The second is whether we continue to involve more and more people in the transformation. We have more than 100,000 farmers and ranchers now adopting climate-smart agricultural practices. Will this climate action, this distributed climate action, continue to develop?
The final thing is how well we are able to build the things we need. Steel in the ground. One of the things we’re trying to develop as a discipline is the professionalization of developing social acceptability around these new technologies so that they can scale. Can we build at the speed we need by ensuring that when a tower is built, the community feels like they built the barn together, not like they were shortchanged?

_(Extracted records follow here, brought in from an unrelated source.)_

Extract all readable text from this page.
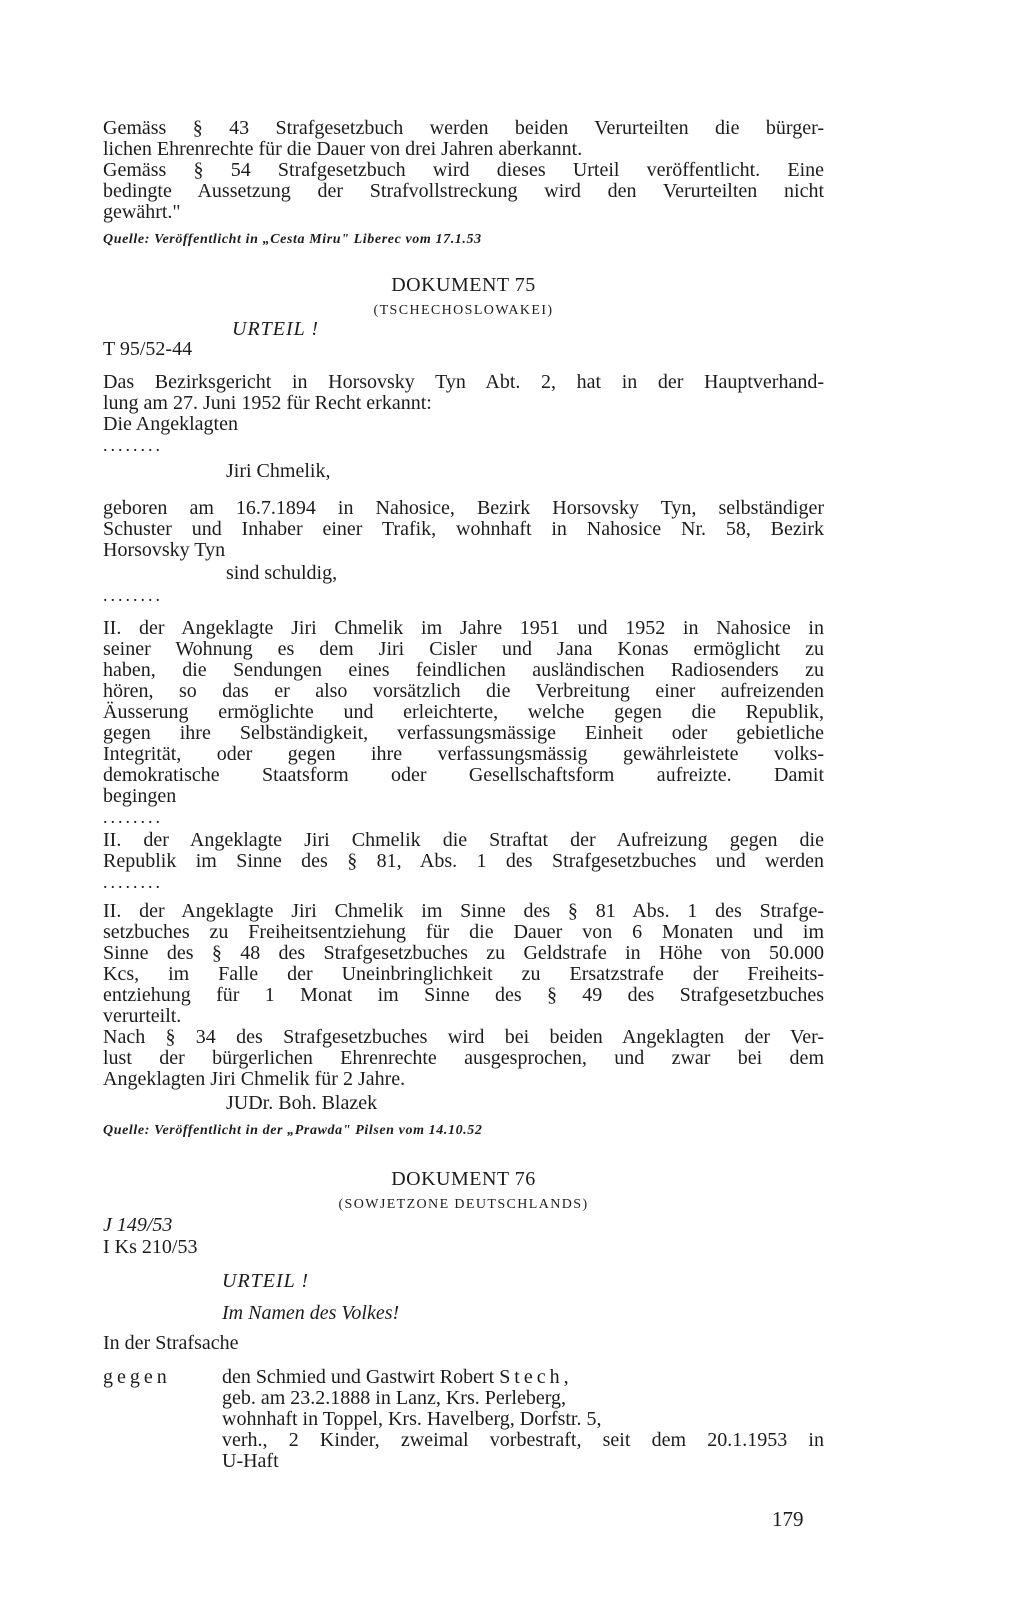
Gemäss § 43 Strafgesetzbuch werden beiden Verurteilten die bürger-
lichen Ehrenrechte für die Dauer von drei Jahren aberkannt.
Gemäss § 54 Strafgesetzbuch wird dieses Urteil veröffentlicht. Eine
bedingte Aussetzung der Strafvollstreckung wird den Verurteilten nicht
gewährt."
Quelle: Veröffentlicht in „Cesta Miru" Liberec vom 17.1.53
DOKUMENT 75
(TSCHECHOSLOWAKEI)
URTEIL !
T 95/52-44
Das Bezirksgericht in Horsovsky Tyn Abt. 2, hat in der Hauptverhand-
lung am 27. Juni 1952 für Recht erkannt:
Die Angeklagten
........
Jiri Chmelik,
geboren am 16.7.1894 in Nahosice, Bezirk Horsovsky Tyn, selbständiger
Schuster und Inhaber einer Trafik, wohnhaft in Nahosice Nr. 58, Bezirk
Horsovsky Tyn
sind schuldig,
........
II. der Angeklagte Jiri Chmelik im Jahre 1951 und 1952 in Nahosice in
seiner Wohnung es dem Jiri Cisler und Jana Konas ermöglicht zu
haben, die Sendungen eines feindlichen ausländischen Radiosenders zu
hören, so das er also vorsätzlich die Verbreitung einer aufreizenden
Äusserung ermöglichte und erleichterte, welche gegen die Republik,
gegen ihre Selbständigkeit, verfassungsmässige Einheit oder gebietliche
Integrität, oder gegen ihre verfassungsmässig gewährleistete volks-
demokratische Staatsform oder Gesellschaftsform aufreizte. Damit
begingen
........
II. der Angeklagte Jiri Chmelik die Straftat der Aufreizung gegen die
Republik im Sinne des § 81, Abs. 1 des Strafgesetzbuches und werden
........
II. der Angeklagte Jiri Chmelik im Sinne des § 81 Abs. 1 des Strafge-
setzbuches zu Freiheitsentziehung für die Dauer von 6 Monaten und im
Sinne des § 48 des Strafgesetzbuches zu Geldstrafe in Höhe von 50.000
Kcs, im Falle der Uneinbringlichkeit zu Ersatzstrafe der Freiheits-
entziehung für 1 Monat im Sinne des § 49 des Strafgesetzbuches
verurteilt.
Nach § 34 des Strafgesetzbuches wird bei beiden Angeklagten der Ver-
lust der bürgerlichen Ehrenrechte ausgesprochen, und zwar bei dem
Angeklagten Jiri Chmelik für 2 Jahre.
JUDr. Boh. Blazek
Quelle: Veröffentlicht in der „Prawda" Pilsen vom 14.10.52
DOKUMENT 76
(SOWJETZONE DEUTSCHLANDS)
J 149/53
I Ks 210/53
URTEIL !
Im Namen des Volkes!
In der Strafsache
gegen	den Schmied und Gastwirt Robert Stech,
geb. am 23.2.1888 in Lanz, Krs. Perleberg,
wohnhaft in Toppel, Krs. Havelberg, Dorfstr. 5,
verh., 2 Kinder, zweimal vorbestraft, seit dem 20.1.1953 in
U-Haft
179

We talked about economic and industrial leadership, but political leadership also matters. Trump announced that he would withdraw the United States from the Paris Agreement, for the second time in five years. Won’t that make it much more difficult to achieve the trajectory you just described?
Does this single action mean the end of American climate leadership or does it sideline us from the progress we need to make? No, but it carries symbolism and probably many second-order implications.
Since the beginning of this administration, we have had a climate headquarters in the West Wing. A new team. Gina McCarthy directed it, now I do. My team has senior directors who focus on all sectors of the economy, with backgrounds in science, business, engineering and policy.
What happens when you don’t have that level of focus at the highest level with the substantial commitment of very talented people driving it? What happens when the United States shows up at multilateral forums or bilateral conversations and doesn’t prioritize setting the rules of the road for the clean energy economy?
I think what’s happening is that the United States is sidelining American workers in the race for clean energy jobs, and we’re diminishing our influence globally. Not only is the climate not going to stand still in the next four years, but our competitors aren’t slowing down either – to gain an edge on clean energy technologies, but also to exert global influence.
Four years isn’t a lot of time. You must have thought about a second term. Do you think about the things you wanted to do but can’t do?
The most important are, firstly, the sectors in which we have not reached escape velocity. We must continue to push for the good of our economy. This is unfinished business that must be continued by state and local governments, by the private sector, and hopefully by the federal government.
The second thing is making sure you invest enough in talent and workforce. We have a bad habit in this country of trapping talent and not investing in institutions that attract more people into the job market. Unions are on the front line; Biden has spent a lot of time on growing apprenticeships.